Faicchio is a small village in the Province of Benevento in the Italian region Campania, located about 50 km northeast of Naples and about 30 km northwest of Benevento.

Faicchio borders the following villages: Cusano Mutri, Gioia Sannitica, Puglianello, Ruviano, San Lorenzello, San Salvatore Telesino.

Faicchio is located a few km from the famous Terme di Telese.

History

Going back to the 15th century and subsequently reconstructed Castelo Ducale it is situated in Piazza Roma, in the centre of the town, The Lombards (7th – 10th century AD) held the castle. After the Lombard rule the Normans ruled Faicchio and its surroundings. At that time the Castle was built or rebuilt in 1135 by Sanframondo, new masters of the place.
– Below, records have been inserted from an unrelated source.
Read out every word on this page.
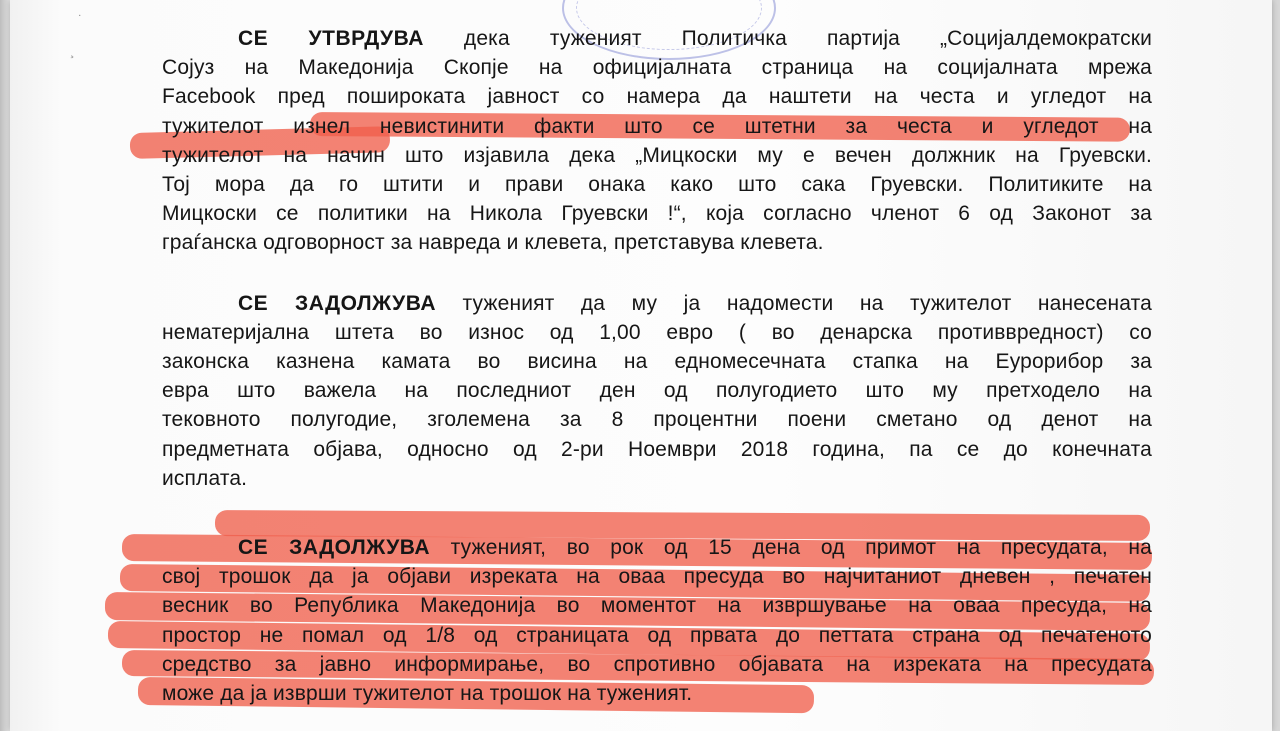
˙
¸	СЕ УТВРДУВА дека туженият Политичка партија „Социјалдемократски

Сојуз на Македонија Скопје на официјалната страница на социјалната мрежа

Facebook пред пошироката јавност со намера да наштети на честа и угледот на

тужителот изнел невистинити факти што се штетни за честа и угледот на

тужителот на начин што изјавила дека „Мицкоски му е вечен должник на Груевски.

Тој мора да го штити и прави онака како што сака Груевски. Политиките на

Мицкоски се политики на Никола Груевски !“, која согласно членот 6 од Законот за

граѓанска одговорност за навреда и клевета, претставува клевета.

СЕ ЗАДОЛЖУВА туженият да му ја надомести на тужителот нанесената

нематеријална штета во износ од 1,00 евро ( во денарска противвредност) со

законска казнена камата во висина на едномесечната стапка на Еурорибор за

евра што важела на последниот ден од полугодието што му претходело на

тековното полугодие, зголемена за 8 процентни поени сметано од денот на

предметната објава, односно од 2-ри Ноември 2018 година, па се до конечната

исплата.

СЕ ЗАДОЛЖУВА туженият, во рок од 15 дена од примот на пресудата, на

свој трошок да ја објави изреката на оваа пресуда во најчитаниот дневен , печатен

весник во Република Македонија во моментот на извршување на оваа пресуда, на

простор не помал од 1/8 од страницата од првата до петтата страна од печатеното

средство за јавно информирање, во спротивно објавата на изреката на пресудата

може да ја изврши тужителот на трошок на туженият.
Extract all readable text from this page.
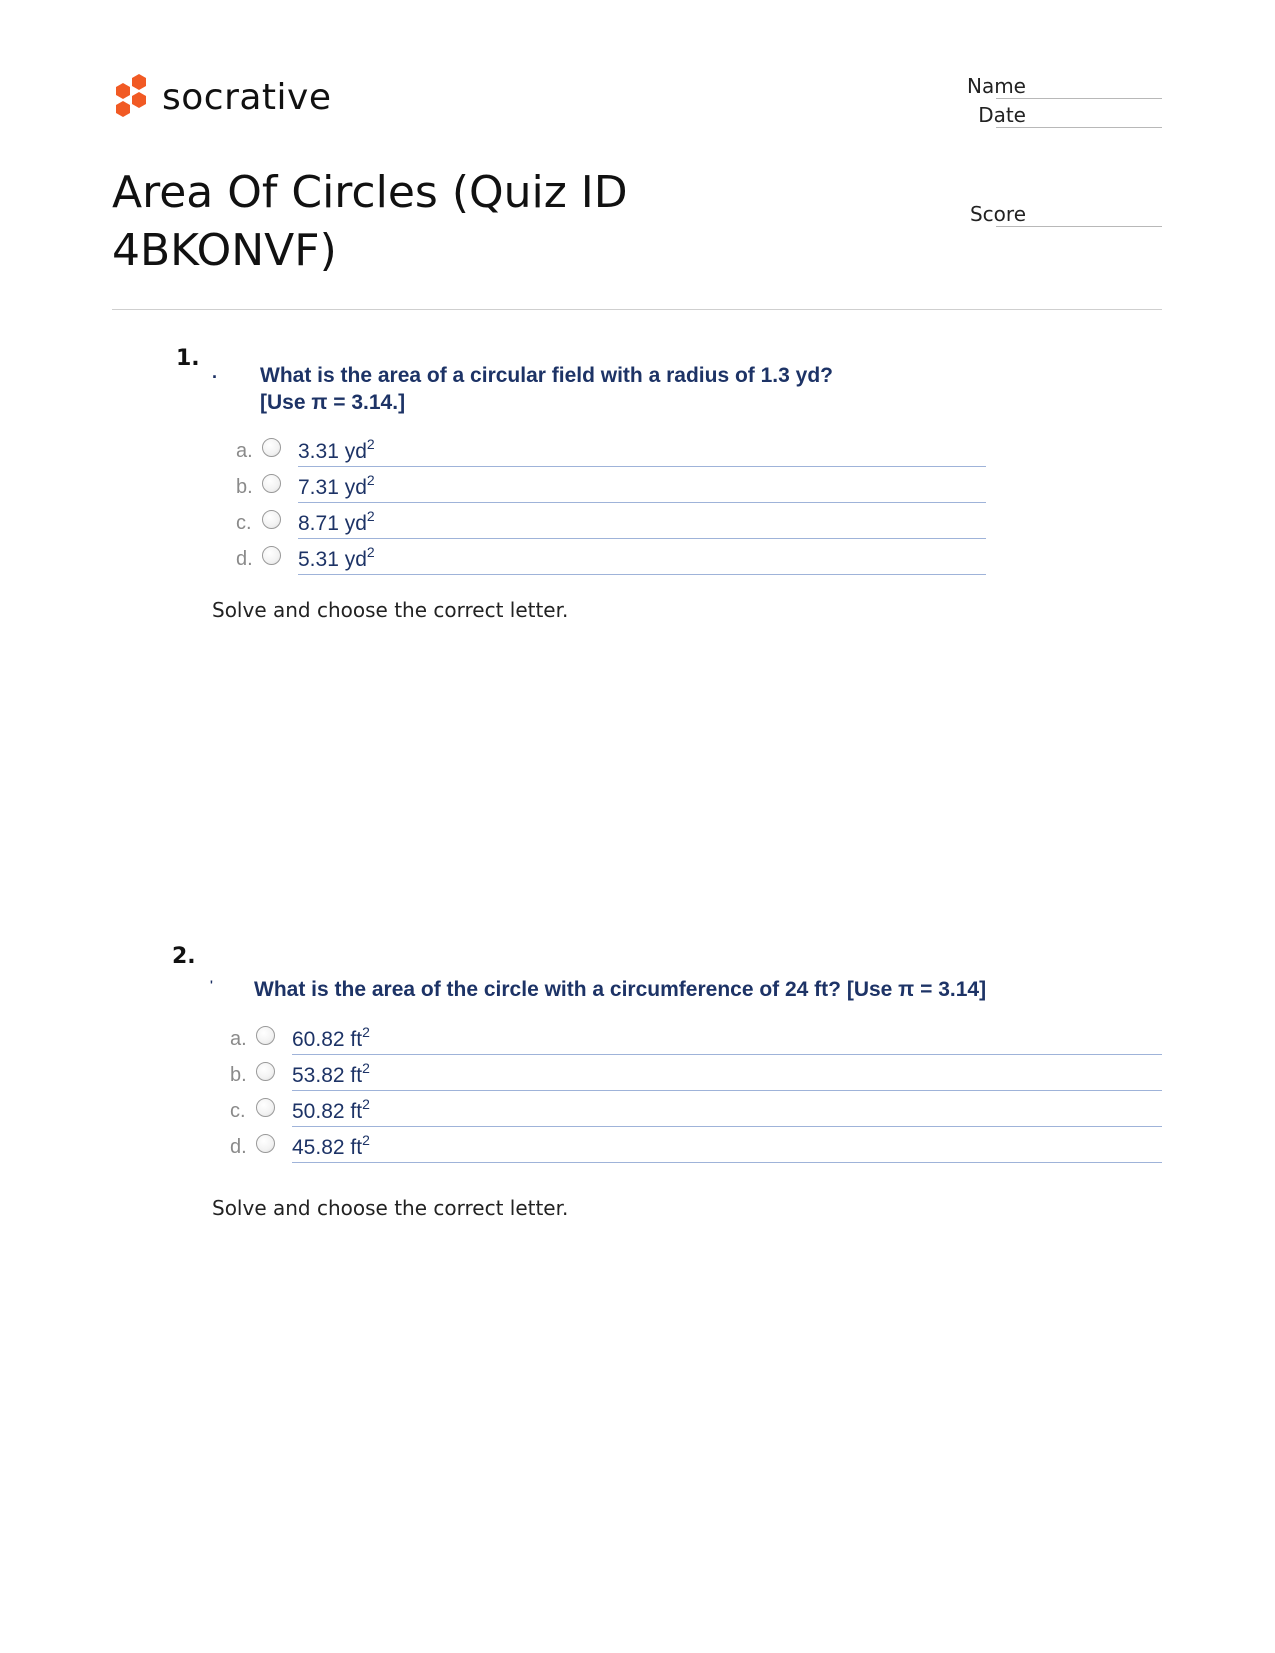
socrative	Name
Date
Score
Area Of Circles (Quiz ID 4BKONVF)
1.
. What is the area of a circular field with a radius of 1.3 yd?
[Use π = 3.14.]
a. 3.31 $yd^2$
b. 7.31 $yd^2$
c. 8.71 $yd^2$
d. 5.31 $yd^2$
Solve and choose the correct letter.
2.
' What is the area of the circle with a circumference of 24 ft? [Use π = 3.14]
a. 60.82 $ft^2$
b. 53.82 $ft^2$
c. 50.82 $ft^2$
d. 45.82 $ft^2$
Solve and choose the correct letter.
During 1300, the castle was restored and expanded upon.  Sanframondo, put the castle on for sale.  In 1337, it came into the hands of the family Monsorio until 1520. Monsorio, with the air of the early Renaissance, Faicchio entered into an era of fifteenth-century architecture.

In 1612 Neapolitan Gabriele De Martino restored the castle to what can be seen today. Another final restoration occurred in 1962. The building is shaped like an irregular polygon whose sides are connected together by three towers. The structure recalls the famous "big brother" of Naples, namely the Angevin. The towers, in fact, albeit in low proportions, are based on a truncated conical bases such as the castle in Naples.

The convent of San Pasquale sits above Faicchio. The convent and church of San Salvatore Saviour dates back to 1589 and consisted of five altars. The monastery has also hosted, in past years, a recovery house for drug addicts. There is a valuable library containing migliaglia volumes.
Faicchio is full of ancient churches. The village also has got a very rich nature, with two mountains, Monte Acero and Monte Erbano, the southern border of Matese. It is considered as one of the most beautiful village in South Italy.

Notable people
Eugenio Bianchi, theoretical physicist born in Faicchio 
Luigi Palmieri, physicist, meteorologist, politician born in Faicchio and died in Naples.
Clotilde Micheli, foundress of the Sisters of the Angels. She witnessed Martin Luther surrounded by terrible demons. Micheli died on 24 March 1911. Her remains are interred in Faicchio.